Pet crash tests show most restraints don't keep pet on seat

HOUSTON - If you've got a dog who loves to take a car ride, you'll be glad to hear there are new safety tests underway to measure the effectiveness of those popular dog harnesses.

Leslie Wolko's English Cocker Spaniel was injured when she got tangled in the restraint.

"Then I slammed on the brakes to avoid an accident, Maggie went flying," Wolko recalled.

Test video using stuffed animals shows what can happen when a dog is launched off the seat during a crash. Wolko's organization, the Center for Pet Safety, started testing dog harnesses in 2011. All four of the products it tested, failed.

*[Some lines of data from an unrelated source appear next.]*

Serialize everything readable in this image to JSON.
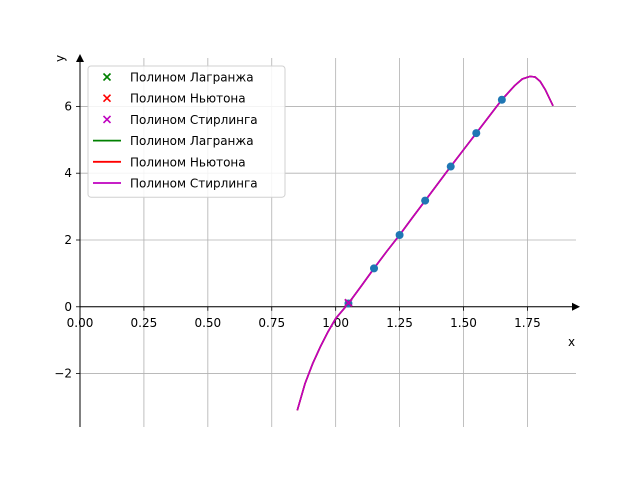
{
  "chart_data": {
    "type": "line",
    "xlabel": "x",
    "ylabel": "y",
    "xlim": [
      0.0,
      1.94
    ],
    "ylim": [
      -3.6,
      7.45
    ],
    "xticks": [
      0.0,
      0.25,
      0.5,
      0.75,
      1.0,
      1.25,
      1.5,
      1.75
    ],
    "xtick_labels": [
      "0.00",
      "0.25",
      "0.50",
      "0.75",
      "1.00",
      "1.25",
      "1.50",
      "1.75"
    ],
    "yticks": [
      -2,
      0,
      2,
      4,
      6
    ],
    "ytick_labels": [
      "−2",
      "0",
      "2",
      "4",
      "6"
    ],
    "grid": true,
    "legend_position": "top-left",
    "colors": {
      "lagrange": "#008000",
      "newton": "#ff0000",
      "stirling": "#bf00bf",
      "nodes": "#1f77b4"
    },
    "nodes": {
      "x": [
        1.05,
        1.15,
        1.25,
        1.35,
        1.45,
        1.55,
        1.65
      ],
      "y": [
        0.1,
        1.15,
        2.15,
        3.18,
        4.2,
        5.2,
        6.2
      ]
    },
    "markers": {
      "x": [
        1.05
      ],
      "y": [
        0.12
      ]
    },
    "curve": {
      "x": [
        0.85,
        0.88,
        0.91,
        0.94,
        0.97,
        1.0,
        1.05,
        1.1,
        1.15,
        1.2,
        1.25,
        1.3,
        1.35,
        1.4,
        1.45,
        1.5,
        1.55,
        1.6,
        1.65,
        1.7,
        1.73,
        1.76,
        1.78,
        1.8,
        1.82,
        1.85
      ],
      "y": [
        -3.1,
        -2.3,
        -1.7,
        -1.2,
        -0.75,
        -0.35,
        0.1,
        0.62,
        1.15,
        1.66,
        2.15,
        2.67,
        3.18,
        3.69,
        4.2,
        4.7,
        5.2,
        5.7,
        6.2,
        6.62,
        6.82,
        6.9,
        6.88,
        6.75,
        6.5,
        6.02
      ]
    },
    "legend": {
      "entries": [
        {
          "label": "Полином Лагранжа",
          "kind": "marker",
          "color_key": "lagrange"
        },
        {
          "label": "Полином Ньютона",
          "kind": "marker",
          "color_key": "newton"
        },
        {
          "label": "Полином Стирлинга",
          "kind": "marker",
          "color_key": "stirling"
        },
        {
          "label": "Полином Лагранжа",
          "kind": "line",
          "color_key": "lagrange"
        },
        {
          "label": "Полином Ньютона",
          "kind": "line",
          "color_key": "newton"
        },
        {
          "label": "Полином Стирлинга",
          "kind": "line",
          "color_key": "stirling"
        }
      ]
    }
  }
}
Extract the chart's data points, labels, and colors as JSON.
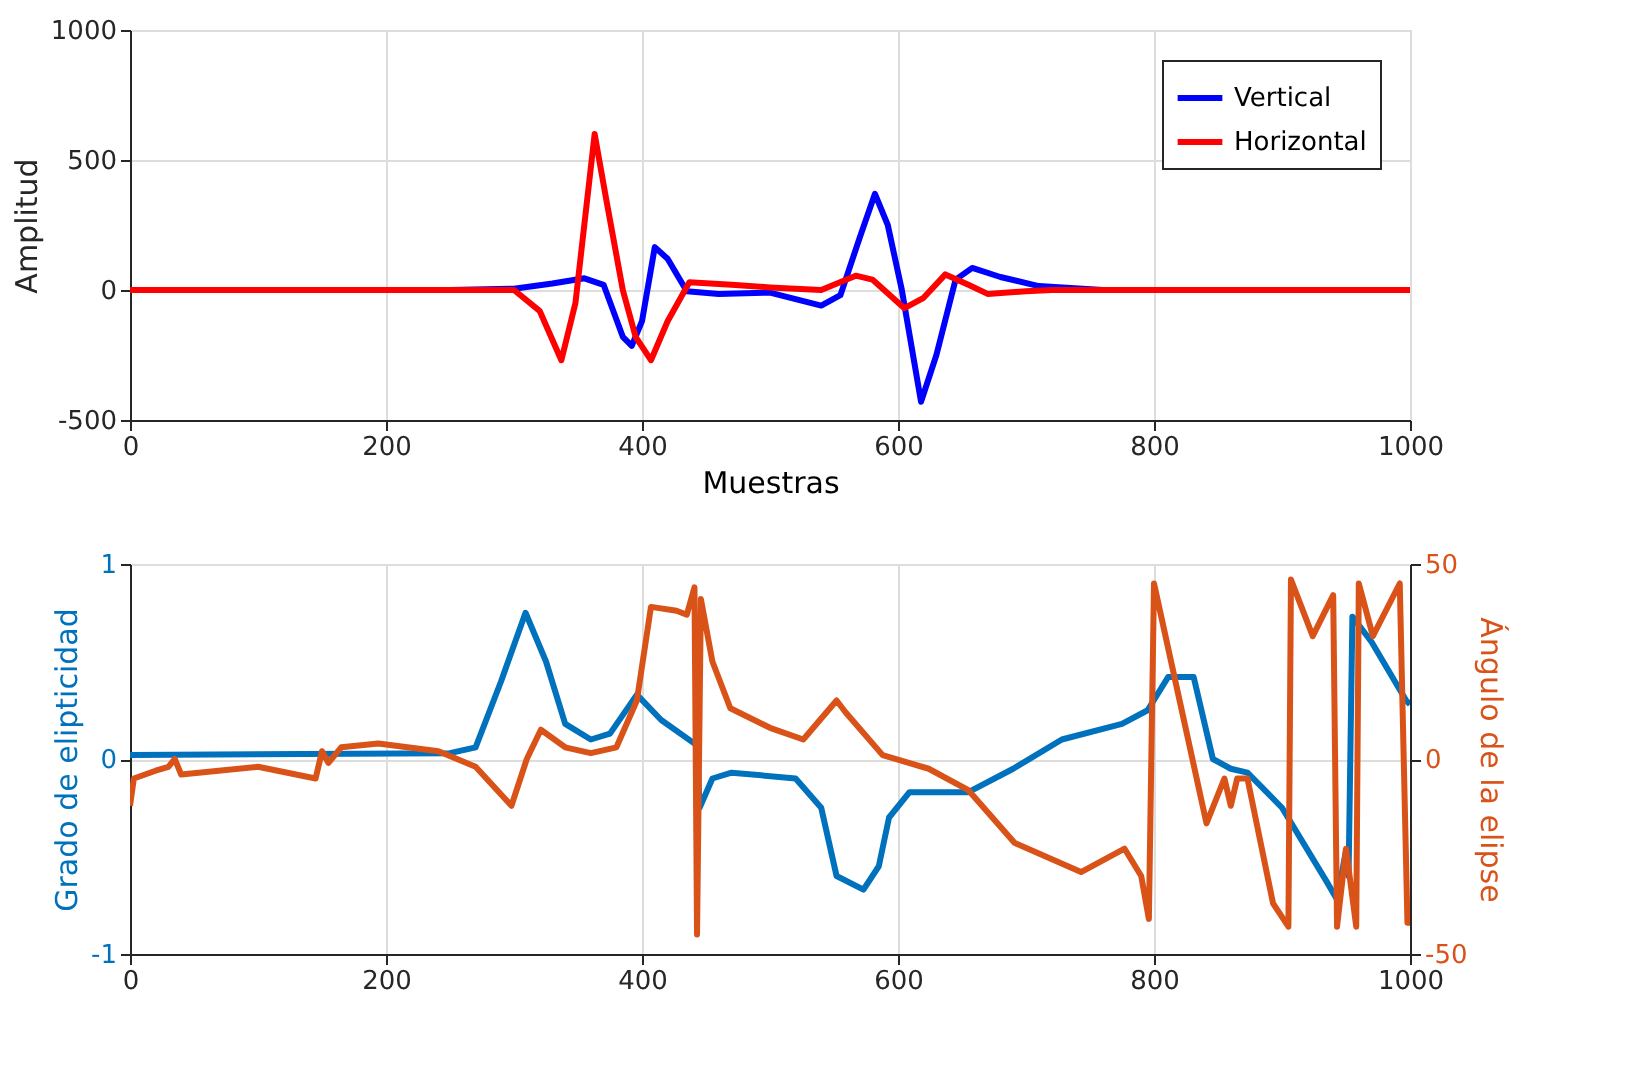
{
  "chart_data": [
    {
      "type": "line",
      "xlabel": "Muestras",
      "ylabel": "Amplitud",
      "xlim": [
        0,
        1000
      ],
      "xticks": [
        0,
        200,
        400,
        600,
        800,
        1000
      ],
      "ylim": [
        -500,
        1000
      ],
      "yticks": [
        -500,
        0,
        500,
        1000
      ],
      "grid": true,
      "legend": "top right",
      "line_style": "solid",
      "series": [
        {
          "name": "Vertical",
          "color": "#0000ff",
          "x": [
            0,
            250,
            300,
            330,
            355,
            370,
            385,
            392,
            400,
            410,
            420,
            435,
            460,
            500,
            520,
            540,
            555,
            570,
            582,
            592,
            603,
            618,
            630,
            645,
            658,
            680,
            710,
            760,
            1000
          ],
          "values": [
            0,
            0,
            5,
            25,
            45,
            20,
            -180,
            -215,
            -120,
            165,
            120,
            -5,
            -15,
            -10,
            -35,
            -60,
            -20,
            200,
            370,
            250,
            0,
            -430,
            -250,
            40,
            85,
            50,
            15,
            0,
            0
          ]
        },
        {
          "name": "Horizontal",
          "color": "#ff0000",
          "x": [
            0,
            300,
            320,
            337,
            348,
            363,
            372,
            385,
            395,
            407,
            420,
            437,
            470,
            500,
            540,
            567,
            580,
            605,
            620,
            637,
            655,
            670,
            700,
            720,
            1000
          ],
          "values": [
            0,
            0,
            -80,
            -270,
            -50,
            600,
            350,
            0,
            -180,
            -270,
            -120,
            30,
            20,
            10,
            0,
            55,
            40,
            -70,
            -30,
            60,
            20,
            -15,
            -5,
            0,
            0
          ]
        }
      ]
    },
    {
      "type": "line",
      "ylabel": "Grado de elipticidad",
      "y2label": "Ángulo de la elipse",
      "xlim": [
        0,
        1000
      ],
      "xticks": [
        0,
        200,
        400,
        600,
        800,
        1000
      ],
      "ylim": [
        -1,
        1
      ],
      "yticks": [
        -1,
        0,
        1
      ],
      "y2lim": [
        -50,
        50
      ],
      "y2ticks": [
        -50,
        0,
        50
      ],
      "grid": true,
      "line_style": "solid",
      "series": [
        {
          "color": "#0072bd",
          "x": [
            0,
            250,
            270,
            290,
            309,
            325,
            340,
            360,
            375,
            396,
            415,
            443,
            445,
            455,
            470,
            520,
            540,
            552,
            573,
            585,
            593,
            609,
            655,
            690,
            728,
            775,
            795,
            811,
            831,
            846,
            860,
            873,
            900,
            935,
            943,
            950,
            952,
            955,
            970,
            997,
            1000
          ],
          "values": [
            0.02,
            0.03,
            0.06,
            0.4,
            0.75,
            0.5,
            0.18,
            0.1,
            0.13,
            0.33,
            0.2,
            0.07,
            -0.25,
            -0.1,
            -0.07,
            -0.1,
            -0.25,
            -0.6,
            -0.67,
            -0.55,
            -0.3,
            -0.17,
            -0.17,
            -0.05,
            0.1,
            0.18,
            0.25,
            0.42,
            0.42,
            0.0,
            -0.05,
            -0.07,
            -0.25,
            -0.63,
            -0.72,
            -0.47,
            -0.6,
            0.73,
            0.6,
            0.3,
            0.28
          ]
        },
        {
          "color": "#d95319",
          "axis": "y2",
          "x": [
            0,
            3,
            20,
            30,
            35,
            40,
            100,
            145,
            150,
            155,
            165,
            194,
            241,
            270,
            298,
            310,
            321,
            340,
            360,
            380,
            396,
            407,
            427,
            435,
            441,
            443,
            446,
            455,
            469,
            500,
            526,
            552,
            559,
            588,
            624,
            655,
            691,
            743,
            777,
            790,
            796,
            800,
            820,
            841,
            855,
            860,
            865,
            873,
            893,
            905,
            907,
            924,
            940,
            943,
            950,
            958,
            960,
            971,
            992,
            998,
            1000
          ],
          "values": [
            -12,
            -5,
            -3,
            -2,
            0,
            -4,
            -2,
            -5,
            2,
            -1,
            3,
            4,
            2,
            -2,
            -12,
            0,
            7.5,
            3,
            1.5,
            3,
            15,
            39,
            38,
            37,
            44,
            -45,
            41,
            25,
            13,
            8,
            5,
            15,
            12,
            1,
            -2.5,
            -8,
            -21.5,
            -29,
            -23,
            -30,
            -41,
            45,
            15,
            -16.5,
            -5,
            -12,
            -5,
            -5,
            -37,
            -43,
            46,
            31.5,
            42,
            -43,
            -23,
            -43,
            45,
            31.5,
            45,
            -42,
            -42
          ]
        }
      ]
    }
  ]
}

"What we're seeing in the crash testing is even though the dog is attached with a harness that has been tested, the extension tethers are too long and the dog continues to launch off the seat," Wolko said.

Crash tests done by the Center for Pet Safety found that the majority of the restraints on the market don't keep your pet on the seat at the point of impact but manufacturers for restraints say it could actually save your pets life.

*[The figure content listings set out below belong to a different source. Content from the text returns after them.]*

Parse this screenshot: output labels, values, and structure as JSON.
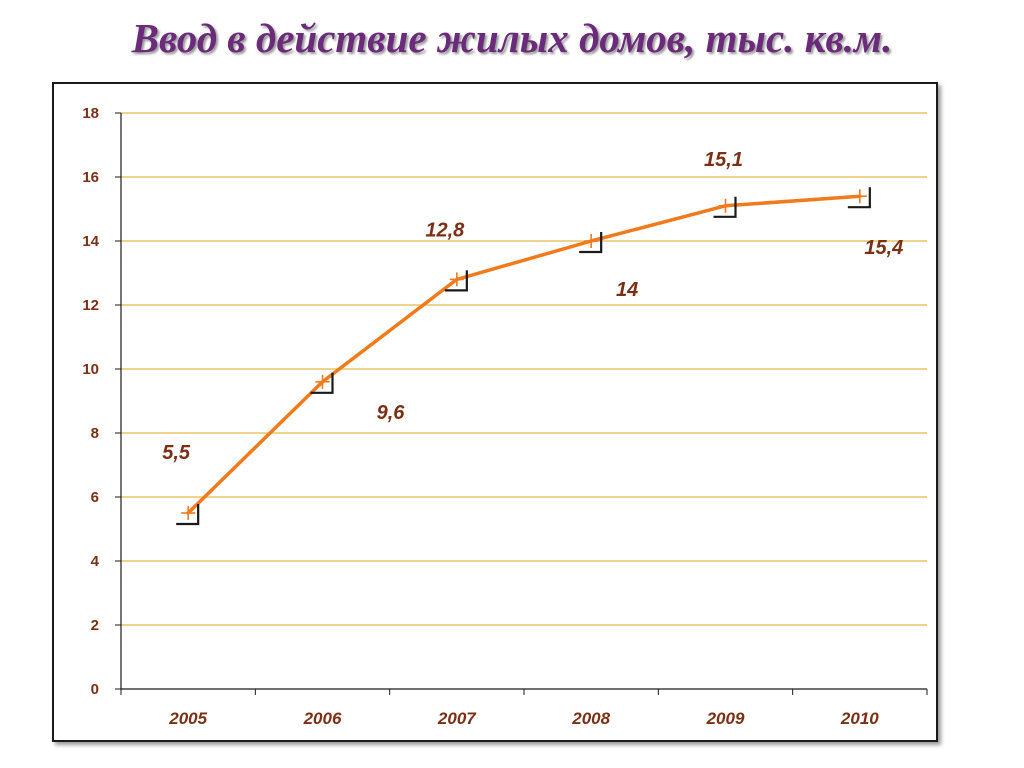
{
  "title": "Ввод в действие жилых домов, тыс. кв.м.",
  "colors": {
    "title": "#6b2a7a",
    "line": "#f07a1c",
    "grid": "#e8b84a",
    "label": "#7b2f14",
    "axis": "#1a1a1a"
  },
  "chart_data": {
    "type": "line",
    "title": "Ввод в действие жилых домов, тыс. кв.м.",
    "xlabel": "",
    "ylabel": "",
    "categories": [
      "2005",
      "2006",
      "2007",
      "2008",
      "2009",
      "2010"
    ],
    "series": [
      {
        "values": [
          5.5,
          9.6,
          12.8,
          14,
          15.1,
          15.4
        ],
        "data_labels": [
          "5,5",
          "9,6",
          "12,8",
          "14",
          "15,1",
          "15,4"
        ]
      }
    ],
    "ylim": [
      0,
      18
    ],
    "yticks": [
      0,
      2,
      4,
      6,
      8,
      10,
      12,
      14,
      16,
      18
    ],
    "grid": true,
    "legend": "none",
    "marker": "plus"
  }
}
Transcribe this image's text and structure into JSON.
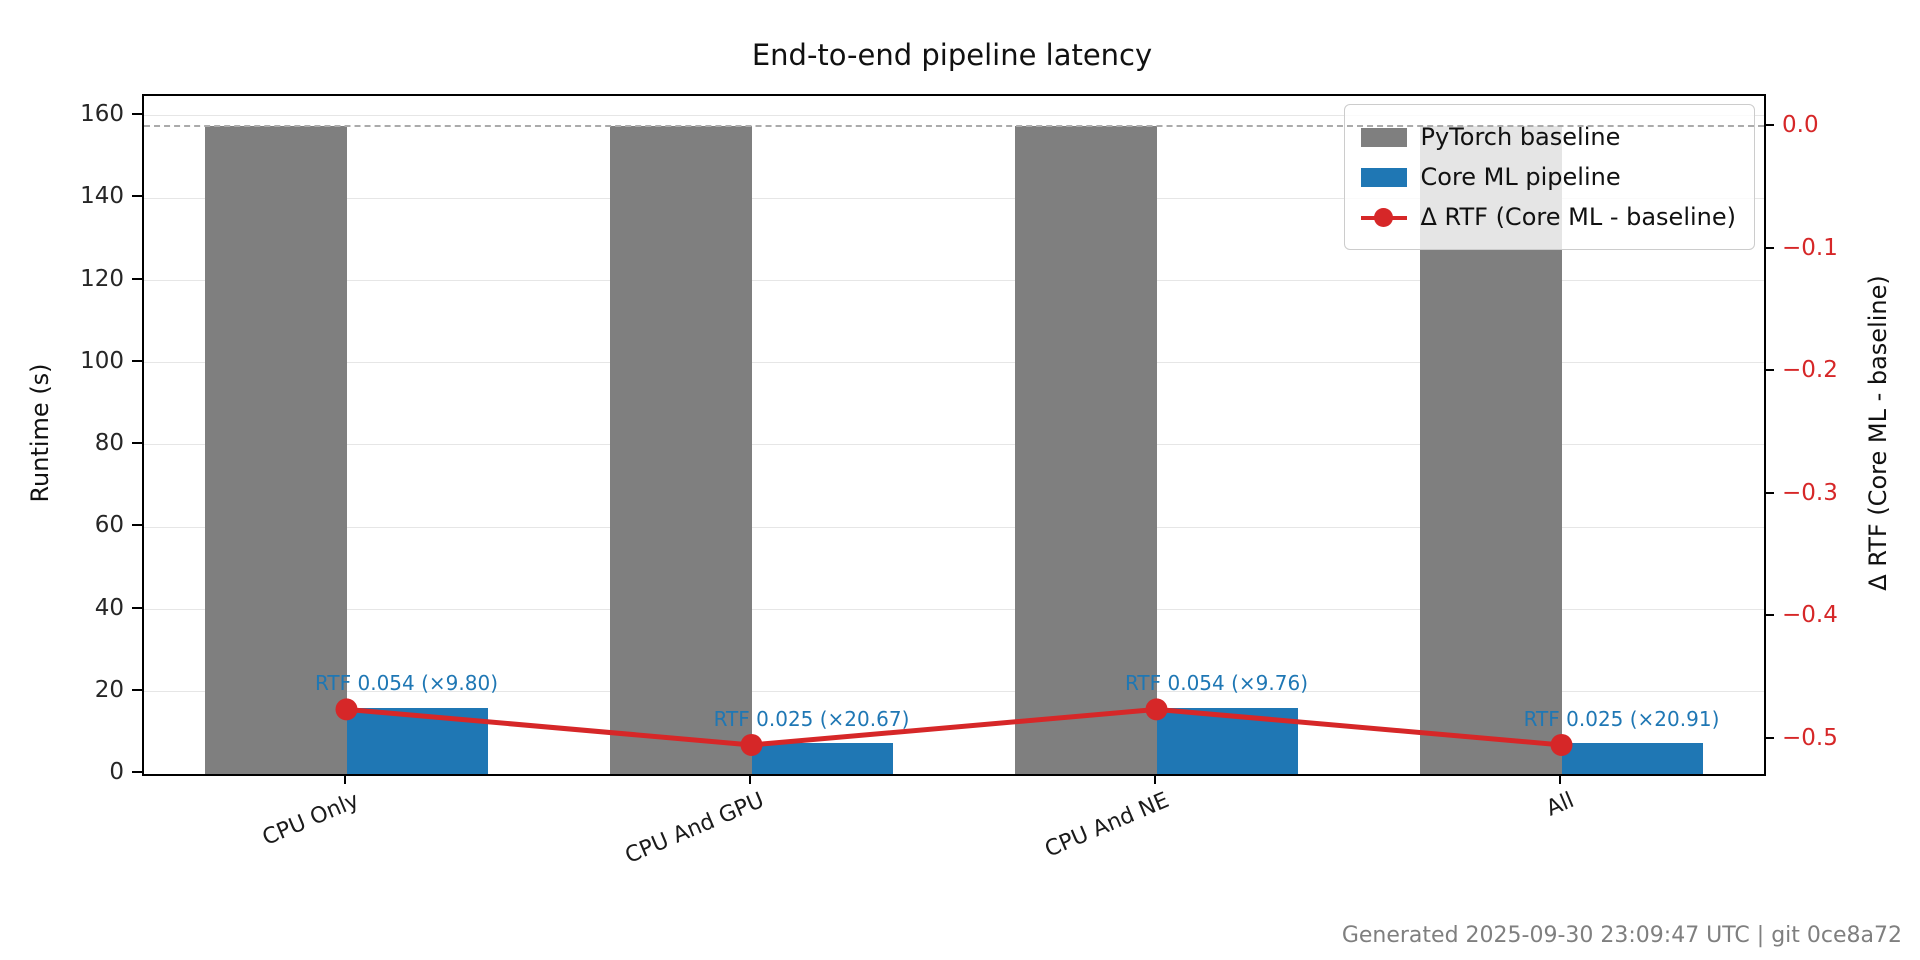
{
  "footer": {
    "text": "Generated 2025-09-30 23:09:47 UTC | git 0ce8a72"
  },
  "chart_data": {
    "type": "bar",
    "title": "End-to-end pipeline latency",
    "categories": [
      "CPU Only",
      "CPU And GPU",
      "CPU And NE",
      "All"
    ],
    "series": [
      {
        "name": "PyTorch baseline",
        "kind": "bar",
        "axis": "left",
        "color": "#7f7f7f",
        "values": [
          157.6,
          157.6,
          157.6,
          157.6
        ]
      },
      {
        "name": "Core ML pipeline",
        "kind": "bar",
        "axis": "left",
        "color": "#1f77b4",
        "values": [
          16.08,
          7.62,
          16.15,
          7.54
        ]
      },
      {
        "name": "Δ RTF (Core ML - baseline)",
        "kind": "line",
        "axis": "right",
        "color": "#d62728",
        "values": [
          -0.475,
          -0.504,
          -0.475,
          -0.504
        ]
      }
    ],
    "annotations": [
      {
        "text": "RTF 0.054 (×9.80)",
        "category_index": 0
      },
      {
        "text": "RTF 0.025 (×20.67)",
        "category_index": 1
      },
      {
        "text": "RTF 0.054 (×9.76)",
        "category_index": 2
      },
      {
        "text": "RTF 0.025 (×20.91)",
        "category_index": 3
      }
    ],
    "annotation_color": "#1f77b4",
    "left_axis": {
      "label": "Runtime (s)",
      "min": 0,
      "max": 164.9,
      "ticks": [
        0,
        20,
        40,
        60,
        80,
        100,
        120,
        140,
        160
      ],
      "tick_labels": [
        "0",
        "20",
        "40",
        "60",
        "80",
        "100",
        "120",
        "140",
        "160"
      ]
    },
    "right_axis": {
      "label": "Δ RTF (Core ML - baseline)",
      "min": -0.5277,
      "max": 0.0253,
      "ticks": [
        0,
        -0.1,
        -0.2,
        -0.3,
        -0.4,
        -0.5
      ],
      "tick_labels": [
        "0.0",
        "−0.1",
        "−0.2",
        "−0.3",
        "−0.4",
        "−0.5"
      ]
    },
    "reference_line": {
      "value": 157.6,
      "axis": "left",
      "style": "dashed",
      "color": "#ababab"
    },
    "grid": "horizontal",
    "legend_position": "upper right",
    "bar_width_fraction": 0.0875
  }
}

Gordie Spater, owner of Kurgo says videos produced by his company show unrestrained dogs flying through the car, in crash tests. Kurgo manufactures dog restraints.

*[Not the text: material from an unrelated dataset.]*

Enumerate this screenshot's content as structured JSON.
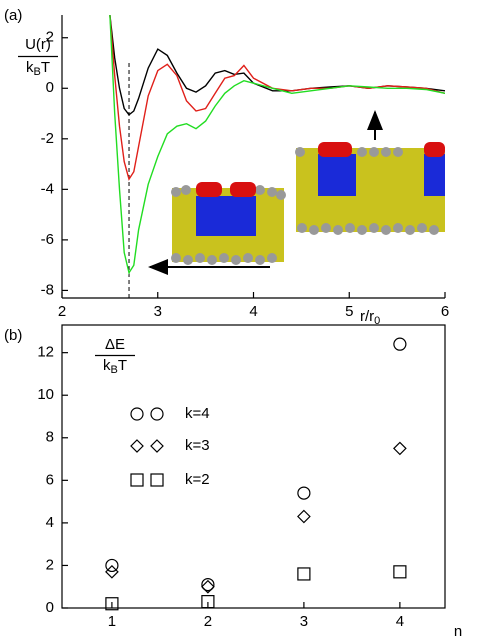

"There's been a lot of innovation that continues and we keep on everyday continue to improve these," Spater explained. "Eight-five percent of peopleĀ  are doing nothing to restrain their dogs, they're running around in the car, they're a distraction," he added.

Wolko says not every manufacturer does adequate testing and wants an industry standards as well as cars with sturdier connections points to harness your pet.